Tuesday, November 27, 2018

AWS re:Invent: Highlights from Day 2

AWS is launching a new Ground Station service allowing customers to purchase capacity at a satellite ground station on a pay-as-you-go basis.

The company says that while the cost of launching a satellite into low-earth orbit has come down, capturing data from the satellite and transmitting it to the cloud is more difficult and expensive than it should be.

The new AWS Ground Station service begins operations with a pair of ground stations, and plans to have 12 in operation by mid-2019. Each ground station is associated with a particular AWS Region; the raw analog data from the satellite is processed by our modem digitizer into a data stream (in what is formally known as VITA 49 baseband or VITA 49 RF over IP data streams) and routed to an EC2 instance that is responsible for doing the signal processing to turn it into a byte stream.

This means that customers don’t need to build or maintain antennas in order to capture data from satellite resources.



Amazon also announced a strategic collaboration to integrate the new AWS Ground Station service with Lockheed Martin’s new Verge antenna service, which is a distributed network of low-cost receivers. Each Verge antenna costs under $20,000 and uses common, readily-available parts (COTS hardware). Under4 the partnership, Lockheed Martin Verge customers benefit from being able to upload satellite commands and data through AWS Ground Station and to quickly download large amounts of data over the high-speed AWS Ground Station network.

“Together, AWS and Lockheed Martin are providing satellite operators increased flexibility, resiliency, and scale in a complete connectivity solution, ground architecture, and cloud environment for integrated satellite and data management operations,” said Rick Ambrose, Executive Vice President of Lockheed Martin Space. “Our collaboration with AWS allows us to deliver robust ground communications that will unlock new benefits for environmental research, scientific studies, security operations, and real-time news media. In time, with satellites built to take full advantage of the distributed Verge network, AWS and Lockheed Martin expect to see customers develop surprising new capabilities using the service.”

https://aws.amazon.com/blogs/aws/aws-ground-station-ingest-and-process-data-from-orbiting-satellites/

Amazon is launching a private edition of AWS Marketplace that lets enterprises create a custom digital catalog of pre-approved software products for their employees. AWS Marketplace currently offers 35 categories and more than 4,500 software listings from more than 1,400 Independent Software Vendors (ISVs). AWS says its customers use over 650 million hours a month of Amazon EC2 for products in AWS Marketplace and have more than 950,000 active software subscriptions. The new Private Marketplace makes it easier for enterprises to deliver licensed software to their employees.

Amazon Comprehend Medical is a new natural language processing service that uses real-time APIs forr language detection, entity categorization, sentiment analysis, and key phrase extraction.  The service could be used by medial organization to extract actionable data from patient records.

AWS is launching more powerful machine learning instances based on NVIDIA GPUs - Amazon EC2 P3 instances now offer up to 8 NVIDIA Tesla V100 GPUs and up to 100 Gbps of networking throughput.

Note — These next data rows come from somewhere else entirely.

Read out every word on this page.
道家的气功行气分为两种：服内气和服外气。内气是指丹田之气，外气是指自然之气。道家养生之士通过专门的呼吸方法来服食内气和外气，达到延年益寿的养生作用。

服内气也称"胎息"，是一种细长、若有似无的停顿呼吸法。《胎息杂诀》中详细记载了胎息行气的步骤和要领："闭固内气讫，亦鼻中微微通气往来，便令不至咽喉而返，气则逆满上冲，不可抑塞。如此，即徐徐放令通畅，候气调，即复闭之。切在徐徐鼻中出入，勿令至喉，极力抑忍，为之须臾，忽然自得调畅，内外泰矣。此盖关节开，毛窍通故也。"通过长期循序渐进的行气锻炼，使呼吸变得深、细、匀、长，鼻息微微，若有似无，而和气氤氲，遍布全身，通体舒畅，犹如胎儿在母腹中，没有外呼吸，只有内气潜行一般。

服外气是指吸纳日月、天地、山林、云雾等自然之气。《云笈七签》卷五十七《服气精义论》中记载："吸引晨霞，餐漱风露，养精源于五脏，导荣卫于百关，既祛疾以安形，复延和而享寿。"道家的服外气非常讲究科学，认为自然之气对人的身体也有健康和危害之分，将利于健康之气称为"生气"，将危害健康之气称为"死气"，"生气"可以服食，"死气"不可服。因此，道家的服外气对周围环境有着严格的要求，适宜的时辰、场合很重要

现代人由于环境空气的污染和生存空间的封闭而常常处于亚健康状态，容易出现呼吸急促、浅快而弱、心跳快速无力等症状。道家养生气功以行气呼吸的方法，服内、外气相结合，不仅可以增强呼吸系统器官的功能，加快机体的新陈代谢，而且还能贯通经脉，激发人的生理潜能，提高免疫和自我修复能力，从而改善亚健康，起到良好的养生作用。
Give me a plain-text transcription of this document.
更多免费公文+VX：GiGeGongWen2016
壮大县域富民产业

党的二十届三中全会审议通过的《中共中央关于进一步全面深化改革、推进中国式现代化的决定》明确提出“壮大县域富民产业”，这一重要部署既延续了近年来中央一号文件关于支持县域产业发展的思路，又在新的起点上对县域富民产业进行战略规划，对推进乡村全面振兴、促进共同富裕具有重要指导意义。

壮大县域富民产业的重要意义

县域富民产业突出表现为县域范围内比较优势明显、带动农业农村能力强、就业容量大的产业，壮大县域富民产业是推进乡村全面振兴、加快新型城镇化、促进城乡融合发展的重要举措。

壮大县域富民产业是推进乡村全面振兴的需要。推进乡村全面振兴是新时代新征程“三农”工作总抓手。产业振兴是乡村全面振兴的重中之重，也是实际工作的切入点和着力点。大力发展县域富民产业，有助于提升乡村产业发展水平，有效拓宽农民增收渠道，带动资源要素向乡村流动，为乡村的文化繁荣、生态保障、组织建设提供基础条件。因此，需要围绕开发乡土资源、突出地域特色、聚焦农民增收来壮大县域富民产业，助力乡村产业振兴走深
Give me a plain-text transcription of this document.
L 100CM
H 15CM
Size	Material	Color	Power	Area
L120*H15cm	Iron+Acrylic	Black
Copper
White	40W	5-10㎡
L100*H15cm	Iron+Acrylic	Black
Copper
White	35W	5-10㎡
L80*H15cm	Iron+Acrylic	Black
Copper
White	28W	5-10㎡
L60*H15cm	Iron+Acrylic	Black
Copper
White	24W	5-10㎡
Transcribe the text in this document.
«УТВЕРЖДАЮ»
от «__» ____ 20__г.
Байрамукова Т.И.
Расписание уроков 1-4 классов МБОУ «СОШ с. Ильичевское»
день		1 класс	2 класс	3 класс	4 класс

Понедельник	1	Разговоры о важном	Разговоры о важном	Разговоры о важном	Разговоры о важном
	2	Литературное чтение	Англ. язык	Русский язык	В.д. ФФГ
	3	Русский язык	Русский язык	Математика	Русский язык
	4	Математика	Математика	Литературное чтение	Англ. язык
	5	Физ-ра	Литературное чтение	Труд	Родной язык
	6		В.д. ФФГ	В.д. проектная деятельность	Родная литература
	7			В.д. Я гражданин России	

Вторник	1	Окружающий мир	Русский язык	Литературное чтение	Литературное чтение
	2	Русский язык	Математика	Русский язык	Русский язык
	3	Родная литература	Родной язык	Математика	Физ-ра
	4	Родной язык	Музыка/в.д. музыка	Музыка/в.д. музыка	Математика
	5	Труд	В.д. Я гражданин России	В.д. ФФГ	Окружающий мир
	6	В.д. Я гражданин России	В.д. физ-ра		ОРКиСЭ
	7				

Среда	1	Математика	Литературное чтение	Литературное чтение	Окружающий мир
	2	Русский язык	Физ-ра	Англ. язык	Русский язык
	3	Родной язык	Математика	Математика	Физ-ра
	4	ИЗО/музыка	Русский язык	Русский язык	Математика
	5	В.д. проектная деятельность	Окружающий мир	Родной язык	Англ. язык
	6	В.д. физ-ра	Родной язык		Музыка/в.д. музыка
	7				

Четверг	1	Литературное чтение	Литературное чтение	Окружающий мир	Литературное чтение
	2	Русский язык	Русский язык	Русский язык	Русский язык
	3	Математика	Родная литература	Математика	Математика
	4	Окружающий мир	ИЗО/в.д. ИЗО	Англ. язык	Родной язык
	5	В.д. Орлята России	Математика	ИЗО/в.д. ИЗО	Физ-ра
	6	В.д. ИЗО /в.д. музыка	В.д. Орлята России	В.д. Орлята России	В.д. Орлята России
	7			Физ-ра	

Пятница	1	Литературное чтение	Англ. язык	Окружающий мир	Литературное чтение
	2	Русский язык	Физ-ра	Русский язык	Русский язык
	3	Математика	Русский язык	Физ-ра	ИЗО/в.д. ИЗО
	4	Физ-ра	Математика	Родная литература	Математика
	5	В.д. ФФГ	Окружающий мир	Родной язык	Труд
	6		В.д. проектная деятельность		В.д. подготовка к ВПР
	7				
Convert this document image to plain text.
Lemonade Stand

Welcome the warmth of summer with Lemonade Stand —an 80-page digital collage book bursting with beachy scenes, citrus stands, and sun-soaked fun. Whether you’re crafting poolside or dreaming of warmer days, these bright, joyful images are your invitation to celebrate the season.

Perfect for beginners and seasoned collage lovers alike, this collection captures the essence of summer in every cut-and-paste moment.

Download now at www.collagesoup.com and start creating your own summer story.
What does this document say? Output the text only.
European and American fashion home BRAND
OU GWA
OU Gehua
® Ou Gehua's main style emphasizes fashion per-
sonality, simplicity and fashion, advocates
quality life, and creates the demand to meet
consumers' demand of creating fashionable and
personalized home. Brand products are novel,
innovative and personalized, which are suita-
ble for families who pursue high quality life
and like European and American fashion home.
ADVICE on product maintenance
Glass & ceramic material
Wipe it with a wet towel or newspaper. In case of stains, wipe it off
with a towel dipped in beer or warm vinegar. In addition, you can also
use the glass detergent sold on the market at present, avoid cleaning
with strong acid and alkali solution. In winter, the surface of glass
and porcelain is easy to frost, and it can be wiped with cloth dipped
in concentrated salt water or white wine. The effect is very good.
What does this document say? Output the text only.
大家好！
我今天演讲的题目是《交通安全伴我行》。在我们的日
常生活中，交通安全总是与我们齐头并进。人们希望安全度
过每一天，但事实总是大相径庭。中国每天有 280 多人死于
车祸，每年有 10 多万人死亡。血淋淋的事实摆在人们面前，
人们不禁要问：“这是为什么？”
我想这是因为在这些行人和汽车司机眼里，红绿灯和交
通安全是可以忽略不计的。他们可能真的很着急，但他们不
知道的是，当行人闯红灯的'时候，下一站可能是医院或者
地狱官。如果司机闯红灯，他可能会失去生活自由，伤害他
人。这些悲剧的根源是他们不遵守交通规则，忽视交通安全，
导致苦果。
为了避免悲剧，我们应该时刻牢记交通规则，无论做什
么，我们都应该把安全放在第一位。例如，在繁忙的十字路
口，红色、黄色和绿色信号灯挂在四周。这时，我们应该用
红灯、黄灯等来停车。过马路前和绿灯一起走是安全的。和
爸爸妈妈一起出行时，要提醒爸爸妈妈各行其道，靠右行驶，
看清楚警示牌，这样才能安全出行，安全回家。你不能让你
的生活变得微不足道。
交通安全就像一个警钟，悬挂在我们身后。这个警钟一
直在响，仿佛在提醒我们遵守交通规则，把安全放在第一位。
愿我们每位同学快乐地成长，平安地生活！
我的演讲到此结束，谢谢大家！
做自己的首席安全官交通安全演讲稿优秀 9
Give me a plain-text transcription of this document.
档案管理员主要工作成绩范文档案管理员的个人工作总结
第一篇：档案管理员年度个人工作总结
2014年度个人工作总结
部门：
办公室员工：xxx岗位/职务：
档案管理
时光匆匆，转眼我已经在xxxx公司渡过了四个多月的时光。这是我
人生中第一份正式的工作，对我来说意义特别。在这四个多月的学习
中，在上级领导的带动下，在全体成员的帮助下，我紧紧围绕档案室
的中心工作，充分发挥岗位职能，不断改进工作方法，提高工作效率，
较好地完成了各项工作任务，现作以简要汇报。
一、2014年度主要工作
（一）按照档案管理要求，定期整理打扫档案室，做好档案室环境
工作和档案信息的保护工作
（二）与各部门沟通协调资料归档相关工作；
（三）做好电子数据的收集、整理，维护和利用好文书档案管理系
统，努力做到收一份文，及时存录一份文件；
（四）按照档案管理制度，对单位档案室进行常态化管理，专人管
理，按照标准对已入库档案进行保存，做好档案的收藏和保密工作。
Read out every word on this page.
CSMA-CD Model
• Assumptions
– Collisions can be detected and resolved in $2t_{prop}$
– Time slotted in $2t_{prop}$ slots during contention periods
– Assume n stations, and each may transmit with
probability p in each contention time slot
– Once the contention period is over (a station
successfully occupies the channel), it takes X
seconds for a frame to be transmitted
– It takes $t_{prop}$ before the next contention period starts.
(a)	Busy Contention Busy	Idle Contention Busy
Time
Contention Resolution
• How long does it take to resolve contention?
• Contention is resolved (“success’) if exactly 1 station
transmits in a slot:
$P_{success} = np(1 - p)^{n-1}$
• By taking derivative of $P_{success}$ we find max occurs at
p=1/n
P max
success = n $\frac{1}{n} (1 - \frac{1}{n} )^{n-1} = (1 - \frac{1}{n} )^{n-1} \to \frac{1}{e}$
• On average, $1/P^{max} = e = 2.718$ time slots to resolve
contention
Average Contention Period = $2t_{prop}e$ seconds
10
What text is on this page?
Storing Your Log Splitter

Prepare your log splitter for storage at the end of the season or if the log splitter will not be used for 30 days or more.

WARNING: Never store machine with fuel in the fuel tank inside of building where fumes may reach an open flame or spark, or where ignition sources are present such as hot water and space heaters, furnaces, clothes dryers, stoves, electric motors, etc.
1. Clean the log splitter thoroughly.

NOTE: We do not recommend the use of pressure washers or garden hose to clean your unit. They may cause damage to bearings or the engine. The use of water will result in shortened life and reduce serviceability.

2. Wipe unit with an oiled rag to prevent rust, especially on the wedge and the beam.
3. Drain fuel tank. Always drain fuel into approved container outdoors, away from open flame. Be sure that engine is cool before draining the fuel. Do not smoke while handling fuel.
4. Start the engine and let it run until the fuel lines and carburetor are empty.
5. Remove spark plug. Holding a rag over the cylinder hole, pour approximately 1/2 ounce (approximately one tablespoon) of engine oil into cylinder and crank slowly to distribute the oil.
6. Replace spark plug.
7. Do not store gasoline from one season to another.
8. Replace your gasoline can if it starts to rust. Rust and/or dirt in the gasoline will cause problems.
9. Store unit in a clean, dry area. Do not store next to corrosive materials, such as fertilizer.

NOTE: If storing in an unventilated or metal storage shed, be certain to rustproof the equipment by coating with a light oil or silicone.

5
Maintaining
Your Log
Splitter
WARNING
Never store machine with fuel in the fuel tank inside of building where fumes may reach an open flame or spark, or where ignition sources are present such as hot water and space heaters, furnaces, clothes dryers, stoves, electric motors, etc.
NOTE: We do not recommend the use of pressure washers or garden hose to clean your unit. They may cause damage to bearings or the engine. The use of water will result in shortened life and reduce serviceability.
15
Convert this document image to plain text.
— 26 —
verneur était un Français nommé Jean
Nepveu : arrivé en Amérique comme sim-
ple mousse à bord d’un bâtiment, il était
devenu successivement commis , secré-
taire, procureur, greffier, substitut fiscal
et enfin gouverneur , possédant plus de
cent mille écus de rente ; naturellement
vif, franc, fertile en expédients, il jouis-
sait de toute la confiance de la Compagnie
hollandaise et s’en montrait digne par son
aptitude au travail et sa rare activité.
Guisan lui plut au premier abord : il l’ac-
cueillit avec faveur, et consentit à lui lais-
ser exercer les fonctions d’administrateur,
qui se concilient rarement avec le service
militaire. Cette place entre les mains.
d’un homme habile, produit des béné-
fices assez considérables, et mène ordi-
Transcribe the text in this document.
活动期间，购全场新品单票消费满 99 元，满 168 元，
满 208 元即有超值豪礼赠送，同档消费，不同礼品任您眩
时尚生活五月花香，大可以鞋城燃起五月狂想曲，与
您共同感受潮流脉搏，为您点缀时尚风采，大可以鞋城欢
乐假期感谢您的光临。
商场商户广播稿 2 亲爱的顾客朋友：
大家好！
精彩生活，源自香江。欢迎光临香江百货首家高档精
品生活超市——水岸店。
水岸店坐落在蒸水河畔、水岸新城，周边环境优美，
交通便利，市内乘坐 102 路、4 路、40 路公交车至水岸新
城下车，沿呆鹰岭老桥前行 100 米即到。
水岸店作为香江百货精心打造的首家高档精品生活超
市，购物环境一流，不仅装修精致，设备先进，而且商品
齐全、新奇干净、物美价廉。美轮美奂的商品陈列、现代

There are now 180 container software products on offer in the AWS Marketplace in categories such as high performance computing, security, and developer tools.

Amgen, one of the world’s leading biotechnology companies, has selected AWS for the vast majority of its cloud infrastructure. Amgen uses AWS’s compute, storage, database, analytics, and machine learning services, to support the development of new applications and to automate processes in the cloud.

Korean Air Lines Co. is going "all-in" of AWS and plans to shut down its private data centers over the next three years. Korean Air plans to leverage Amazon Simple Storage Services (Amazon S3) and AWS data warehousing and analytics services, such as Amazon Redshift and Amazon Athena, for its data lake project. As part of Korean Air’s all-in journey to AWS, the airline is migrating production workloads including its website, loyalty program, flight operations, and other mission-critical operations to AWS.

AWS IoT Events is a new, fully managed IoT service for detecting and responding to events from IoT sensors and applications. AWS says its service can detect events across thousands of IoT sensors sending telemetry data, such as temperature from a freezer, humidity from respiratory equipment, or belt speed on a motor.

AWS IoT Greengrass, which enables local compute, messaging, data caching, sync, and ML inference capabilities on edge devices, now supports connectors to third-party applications and AWS services, hardware root of trust private key storage, and isolation and permission settings.